Though another artist is coded into the musical DNA of Mumford’s concerto — its motivic recurrences of D, E minor, B minor and A refer to the name of its dedicatee, cellist Deborah Pae — Wednesday’s performance by 2023 Pierre Fournier Award-winner Annie Jacobs-Perkins felt as hard-wired as Pae’s 2020 premiere (which you can hear on YouTube).

Mumford’s music is concerned — almost obsessively — with tone and timbre, the limits of a given instrument’s capabilities and the edges of the audible. But he’s also a composer with a distinctly optic sensibility — the titles of his works often signal times of day and qualities of light: “glimmering air,” “cavernous dusk,” “evaporating dawns,” “a diffuse light that knows no particular hour.”

And listening to his concerto unfold over 20 or so minutes, it’s easy to believe Mumford started his artistic career wanting to be a painter. Jacob-Perkins cut razor-sharp lines with her cello over scrubby brushstrokes of strings, hard plucks of harp and tensely bowed xylophone bars. A brisk and crisp conversation ensued between the soloist and the ensemble, interrupted by outbursts of clarinet and bleats of brass. Rich passages of harmonic concord suddenly split into straying sonorities, as though pulled apart by a prism. Toward the end of the program, Jacob-Perkins returned to perform “Let us breathe,” a wrenching soliloquy for cello, composed by Mumford after the killing of George Floyd.

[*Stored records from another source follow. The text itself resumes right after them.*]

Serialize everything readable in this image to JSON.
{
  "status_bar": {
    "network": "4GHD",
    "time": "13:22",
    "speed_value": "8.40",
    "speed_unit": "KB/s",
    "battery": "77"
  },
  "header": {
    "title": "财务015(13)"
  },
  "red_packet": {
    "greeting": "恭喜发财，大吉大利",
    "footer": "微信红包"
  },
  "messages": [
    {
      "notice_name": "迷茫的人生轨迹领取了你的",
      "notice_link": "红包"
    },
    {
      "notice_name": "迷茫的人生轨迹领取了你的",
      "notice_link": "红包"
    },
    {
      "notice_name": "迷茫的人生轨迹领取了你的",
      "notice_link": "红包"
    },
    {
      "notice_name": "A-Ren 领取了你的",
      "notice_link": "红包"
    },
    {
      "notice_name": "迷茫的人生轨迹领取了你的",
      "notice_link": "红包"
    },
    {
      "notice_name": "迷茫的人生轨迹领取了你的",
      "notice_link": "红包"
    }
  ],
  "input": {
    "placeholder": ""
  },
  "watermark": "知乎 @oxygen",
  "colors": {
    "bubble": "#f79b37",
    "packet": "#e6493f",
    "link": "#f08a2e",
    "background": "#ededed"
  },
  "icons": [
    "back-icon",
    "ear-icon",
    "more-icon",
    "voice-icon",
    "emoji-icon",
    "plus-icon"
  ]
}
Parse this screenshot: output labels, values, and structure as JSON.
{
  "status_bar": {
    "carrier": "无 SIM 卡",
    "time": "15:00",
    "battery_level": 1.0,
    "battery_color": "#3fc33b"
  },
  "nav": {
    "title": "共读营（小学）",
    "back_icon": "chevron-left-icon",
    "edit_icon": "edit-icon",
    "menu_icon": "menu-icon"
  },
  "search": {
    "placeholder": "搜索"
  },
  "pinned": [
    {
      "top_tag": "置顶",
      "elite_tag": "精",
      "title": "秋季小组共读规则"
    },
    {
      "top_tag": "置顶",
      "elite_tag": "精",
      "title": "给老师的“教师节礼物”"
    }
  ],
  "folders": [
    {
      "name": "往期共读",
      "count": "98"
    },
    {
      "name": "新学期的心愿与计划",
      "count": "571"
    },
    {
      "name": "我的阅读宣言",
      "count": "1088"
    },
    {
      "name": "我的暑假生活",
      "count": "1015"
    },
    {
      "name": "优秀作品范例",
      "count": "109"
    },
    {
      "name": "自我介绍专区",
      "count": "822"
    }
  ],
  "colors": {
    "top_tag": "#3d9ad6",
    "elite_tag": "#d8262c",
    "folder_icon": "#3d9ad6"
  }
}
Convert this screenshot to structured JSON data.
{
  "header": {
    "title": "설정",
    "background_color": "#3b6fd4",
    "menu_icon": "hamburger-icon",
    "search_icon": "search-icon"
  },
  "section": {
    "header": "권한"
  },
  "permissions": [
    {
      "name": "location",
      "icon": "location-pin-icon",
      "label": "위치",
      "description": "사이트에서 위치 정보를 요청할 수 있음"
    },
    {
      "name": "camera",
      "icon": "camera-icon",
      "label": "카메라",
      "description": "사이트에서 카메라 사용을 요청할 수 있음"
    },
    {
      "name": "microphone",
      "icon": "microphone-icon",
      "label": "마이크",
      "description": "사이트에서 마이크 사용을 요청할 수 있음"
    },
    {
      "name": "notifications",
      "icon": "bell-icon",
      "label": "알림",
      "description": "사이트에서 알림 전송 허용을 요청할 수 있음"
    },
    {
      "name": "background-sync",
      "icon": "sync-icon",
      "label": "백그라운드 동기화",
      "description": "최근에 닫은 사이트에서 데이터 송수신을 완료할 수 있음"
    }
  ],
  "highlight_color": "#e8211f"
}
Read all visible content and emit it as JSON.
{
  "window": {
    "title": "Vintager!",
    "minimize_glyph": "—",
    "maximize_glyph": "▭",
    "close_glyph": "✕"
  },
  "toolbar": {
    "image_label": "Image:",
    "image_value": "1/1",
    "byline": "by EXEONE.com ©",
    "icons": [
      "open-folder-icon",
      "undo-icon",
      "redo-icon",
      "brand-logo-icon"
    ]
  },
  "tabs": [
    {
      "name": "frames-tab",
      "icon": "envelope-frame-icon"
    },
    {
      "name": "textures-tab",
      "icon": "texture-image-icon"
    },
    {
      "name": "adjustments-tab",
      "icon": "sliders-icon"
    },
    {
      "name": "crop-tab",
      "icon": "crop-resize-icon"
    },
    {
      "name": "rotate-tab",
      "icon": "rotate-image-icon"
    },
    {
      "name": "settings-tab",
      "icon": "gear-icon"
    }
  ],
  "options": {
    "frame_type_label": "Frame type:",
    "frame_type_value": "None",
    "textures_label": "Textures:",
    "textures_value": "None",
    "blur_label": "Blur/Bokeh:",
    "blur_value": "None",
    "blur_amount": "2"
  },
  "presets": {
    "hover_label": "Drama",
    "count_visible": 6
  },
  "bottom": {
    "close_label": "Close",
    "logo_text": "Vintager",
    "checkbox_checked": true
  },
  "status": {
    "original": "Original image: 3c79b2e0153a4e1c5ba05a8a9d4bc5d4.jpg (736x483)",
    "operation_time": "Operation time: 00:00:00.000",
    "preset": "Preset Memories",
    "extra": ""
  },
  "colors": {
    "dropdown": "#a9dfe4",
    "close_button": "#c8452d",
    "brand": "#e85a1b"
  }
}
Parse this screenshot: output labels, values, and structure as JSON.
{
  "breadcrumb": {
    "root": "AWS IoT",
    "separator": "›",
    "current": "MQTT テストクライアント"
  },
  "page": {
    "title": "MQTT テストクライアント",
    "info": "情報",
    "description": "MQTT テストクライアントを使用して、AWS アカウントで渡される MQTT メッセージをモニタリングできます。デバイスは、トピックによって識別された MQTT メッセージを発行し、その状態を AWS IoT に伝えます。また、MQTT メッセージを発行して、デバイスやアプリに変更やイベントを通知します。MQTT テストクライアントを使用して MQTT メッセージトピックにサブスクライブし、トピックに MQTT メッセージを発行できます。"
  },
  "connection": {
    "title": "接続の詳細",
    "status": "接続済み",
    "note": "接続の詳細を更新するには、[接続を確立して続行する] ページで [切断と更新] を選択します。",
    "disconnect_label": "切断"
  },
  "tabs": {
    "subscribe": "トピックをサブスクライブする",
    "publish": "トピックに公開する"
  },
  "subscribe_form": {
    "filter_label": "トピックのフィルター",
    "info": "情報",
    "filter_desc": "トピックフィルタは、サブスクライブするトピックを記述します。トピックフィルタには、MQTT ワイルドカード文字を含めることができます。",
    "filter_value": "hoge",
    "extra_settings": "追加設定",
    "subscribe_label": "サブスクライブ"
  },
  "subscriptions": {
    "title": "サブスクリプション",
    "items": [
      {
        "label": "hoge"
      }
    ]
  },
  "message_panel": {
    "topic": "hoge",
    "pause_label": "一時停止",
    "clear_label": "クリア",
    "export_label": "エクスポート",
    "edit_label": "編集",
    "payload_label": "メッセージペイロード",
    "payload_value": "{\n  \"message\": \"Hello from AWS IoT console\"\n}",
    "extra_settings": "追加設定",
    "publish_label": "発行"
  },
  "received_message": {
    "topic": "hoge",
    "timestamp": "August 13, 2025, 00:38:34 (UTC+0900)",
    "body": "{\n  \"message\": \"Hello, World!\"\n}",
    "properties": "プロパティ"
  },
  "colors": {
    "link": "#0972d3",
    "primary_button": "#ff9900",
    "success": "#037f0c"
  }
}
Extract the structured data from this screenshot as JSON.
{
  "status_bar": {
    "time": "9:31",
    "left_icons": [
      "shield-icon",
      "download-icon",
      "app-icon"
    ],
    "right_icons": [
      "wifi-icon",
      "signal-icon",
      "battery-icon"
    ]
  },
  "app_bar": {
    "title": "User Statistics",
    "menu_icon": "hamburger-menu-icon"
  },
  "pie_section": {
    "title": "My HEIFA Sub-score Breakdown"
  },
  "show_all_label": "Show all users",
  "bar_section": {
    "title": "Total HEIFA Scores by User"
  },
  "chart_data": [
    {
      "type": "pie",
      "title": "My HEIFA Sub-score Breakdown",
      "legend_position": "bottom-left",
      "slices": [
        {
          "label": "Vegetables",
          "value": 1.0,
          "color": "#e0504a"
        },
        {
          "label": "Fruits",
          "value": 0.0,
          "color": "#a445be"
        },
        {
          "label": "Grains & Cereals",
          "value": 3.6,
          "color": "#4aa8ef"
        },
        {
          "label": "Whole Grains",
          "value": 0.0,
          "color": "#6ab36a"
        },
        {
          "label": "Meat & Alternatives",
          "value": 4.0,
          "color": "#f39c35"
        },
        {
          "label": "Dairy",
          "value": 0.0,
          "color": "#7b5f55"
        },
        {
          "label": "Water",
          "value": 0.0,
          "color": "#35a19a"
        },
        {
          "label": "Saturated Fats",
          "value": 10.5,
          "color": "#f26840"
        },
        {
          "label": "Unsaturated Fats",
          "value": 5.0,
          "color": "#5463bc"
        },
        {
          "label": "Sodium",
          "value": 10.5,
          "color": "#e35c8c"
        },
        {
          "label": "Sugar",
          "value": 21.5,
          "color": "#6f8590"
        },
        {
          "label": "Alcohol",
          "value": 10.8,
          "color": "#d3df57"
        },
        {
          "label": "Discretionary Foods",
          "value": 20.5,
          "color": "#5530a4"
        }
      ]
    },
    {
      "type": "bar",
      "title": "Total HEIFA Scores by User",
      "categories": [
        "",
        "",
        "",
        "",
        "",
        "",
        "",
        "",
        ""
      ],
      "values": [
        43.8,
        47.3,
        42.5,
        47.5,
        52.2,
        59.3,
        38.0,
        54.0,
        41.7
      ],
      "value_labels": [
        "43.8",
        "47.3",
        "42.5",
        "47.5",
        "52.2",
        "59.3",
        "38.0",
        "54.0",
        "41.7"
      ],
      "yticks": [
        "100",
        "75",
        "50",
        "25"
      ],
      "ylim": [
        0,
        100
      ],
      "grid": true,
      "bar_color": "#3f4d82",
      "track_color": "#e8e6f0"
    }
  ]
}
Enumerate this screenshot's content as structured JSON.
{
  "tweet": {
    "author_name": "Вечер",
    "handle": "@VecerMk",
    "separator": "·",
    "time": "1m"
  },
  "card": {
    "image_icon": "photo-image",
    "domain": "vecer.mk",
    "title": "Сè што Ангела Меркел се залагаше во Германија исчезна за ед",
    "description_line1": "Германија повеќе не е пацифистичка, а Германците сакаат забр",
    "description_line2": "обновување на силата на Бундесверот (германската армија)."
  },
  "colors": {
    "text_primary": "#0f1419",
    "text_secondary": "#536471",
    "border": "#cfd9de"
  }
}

Though Mumford was the man of the hour and a half, Wednesday was also a big night for Burton, whose stylishly sculpted soprano delivered several of the night’s biggest moments. Her deft handling of the “Heavenly Life” finale of Mahler’s 4th Symphony showcased her control and dramatic precision; her “Aria” from Bonds’s “Credo” demonstrated her powerful high register; and her elastic phonetics in Berio’s challenging “O King” makes clear she’s a singer with courage to match her grace.

The concert closed as it opened, with “Amazing Grace.” This time, it was a lightly guided singalong of Curenton’s heavily recast version, an arrangement that sends its singers through long stretches of unfamiliar harmonic territory before making a climactic return to the hymn’s more familiar shape. Like the evening itself, it was a little journey from uncertainty to hope — a good way to start the new year, and a tradition worth repeating.